Takeda Oncology employees arrived on the scene at the American Society of Clinical Oncology (ASCO) meeting eager to be back in person and ready to talk potential partnerships that could bolster the Japanese pharma's three main “pillar” areas.
Takeda’s Teresa Bitetti, president of global oncology, and Chris Arendt, Ph.D., head of oncology, cell therapy and therapeutic area unit, research and development, sat down with Fierce Biotech on the sidelines of the meeting in Chicago. Both leaders were fired up to be back, emitting enthusiasm as they discussed the Takeda Pharmaceutical unit's developing pipeline, partnerships and the role biotech plays in it all.
But they also arrived at one of the cancer world's largest gatherings amid a difficult and prolonged bear market for biotech, which in April and May forced at least 22 biotechs to lay off staff.
Ultimately, biotechs are where a lot of innovation comes from, Bitetti said. She believes it's the usual marketplace volatility that will clear up, but this could provide some opportunities for companies—potentially like Takeda—that are looking for deals.
“But to me, it's a good time, quite frankly, if you're looking, because the affordability is there,” Bitetti said—an affordability the leader doesn’t think will last long.
Many Big Pharma execs have lamented high valuations that have kept potential target companies out of reach, but that seems to be changing, as in the past month a few high-profile deals have been struck by heavyweights Bristol Myers Squibb, GSK and Pfizer.
Takeda’s pipeline, which has benefited from a clutch of recent partnerships and investments, is just starting to flex, according to Arendt. Bitetti believes the company is going to start seeing real inflection points next year. Back in 2017, Takeda joined the CAR-T pack by linking up with biotech startup Noile-Immune. The partners are working on two therapies, TAK-102 and TAK-103, which are redirected immunity therapies for solid tumors currently in phase 1 testing.
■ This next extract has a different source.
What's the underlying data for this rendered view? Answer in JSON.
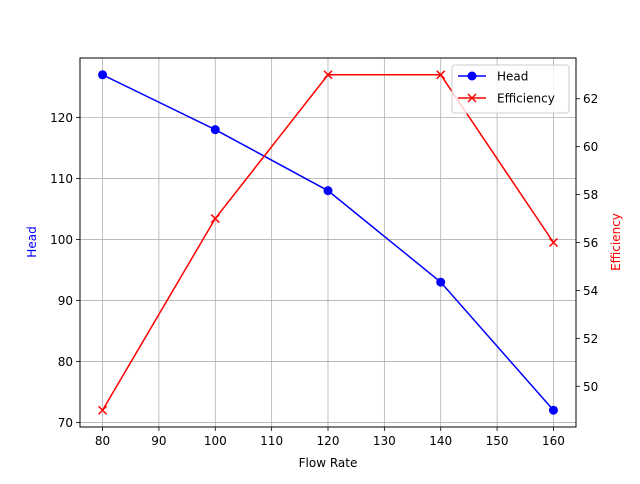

In another oncology deal from 2019, Takeda poured nearly $1 billion in upfront fees and biobucks into Turnstone Biologics for an armored oncolytic virus candidate now called TAK-605. Also being studied for solid tumors, the therapy is in a phase 1/2 trial.
The company is always actively scanning the space for partners centered around one of the three pillars—partnerships that will help Takeda build a sustainable engine to deliver new medicines to patients in need, Arendt said. As of now, two Takeda pillars stand ablaze, with one just waiting to be lit.
Takeda Oncology boasts approved drugs such as Adcetris for Hodgkin lymphoma and Alunbrig for ALK-positive disease. Over the past two years, Takeda has worked to enter new oncology frontiers.
The first pillar, which is the furthest along, is founded on the biology of innate immunity. Arendt likened the science to the commander of the immune army: It senses what's wrong, gathers the right responders and ultimately reshapes tumor microenvironments. Innate immunity carries the ammunition to crank up the heat, turning a “cold tumor” to one that’s “hot,” or inflamed with immune response.
A lot of data presented by Takeda at this year’s ASCO were derived from this concept, including a presentation on the molecule modakafusp alfa (TAK-573), which tries to take advantage of a lever on the cold-to-hot switch. Takeda researchers have found that the molecule can inhibit tumor growth in multiple myeloma patients and think it could be applied to other tumors as well. Two phase 1/2 trials are ongoing in multiple myeloma and also solid tumors.
Another ASCO presentation shed light on subasumstat (TAK-981), a type of small-molecule inhibitor that no other company has in the clinic yet. To boil the science down to a basic level, subasumstat can also dial tumors up to a hotter profile. Takeda is testing it in phase 1/2 trials for solid tumors, non-Hodgkin lymphoma and multiple myeloma.
To usher new mechanisms into the clinic faster, Takeda partnered with biotech Presage Biosciences in 2020. The research collaboration allowed the biopharma to conduct phase 0 clinical studies that produced instant images of the activity—or lack of activity—within a tumor that has been combined with different agents.
“It's a real accelerator,” Bitetti said of the Presage partnership and images. “We could never do that before.”
The second pillar Takeda is building out is cell therapy, which sits in a much earlier stage of the pipeline. Fueled largely by Takeda’s R&D engine and partnerships, the biopharma is currently finding success with the build-to-buy model, where it incubates platform technologies and then later can opt to acquire the tech. In the last year and a half alone, Takeda has signed three built-to-buy deals, including the January acquisition of Adaptate Biotherapeutics.
And the third pillar? It's unknown. Make no mistake—Takeda isn’t idle. Instead, it's gathering kindling, exploring potential areas of focus and plotting out next moves.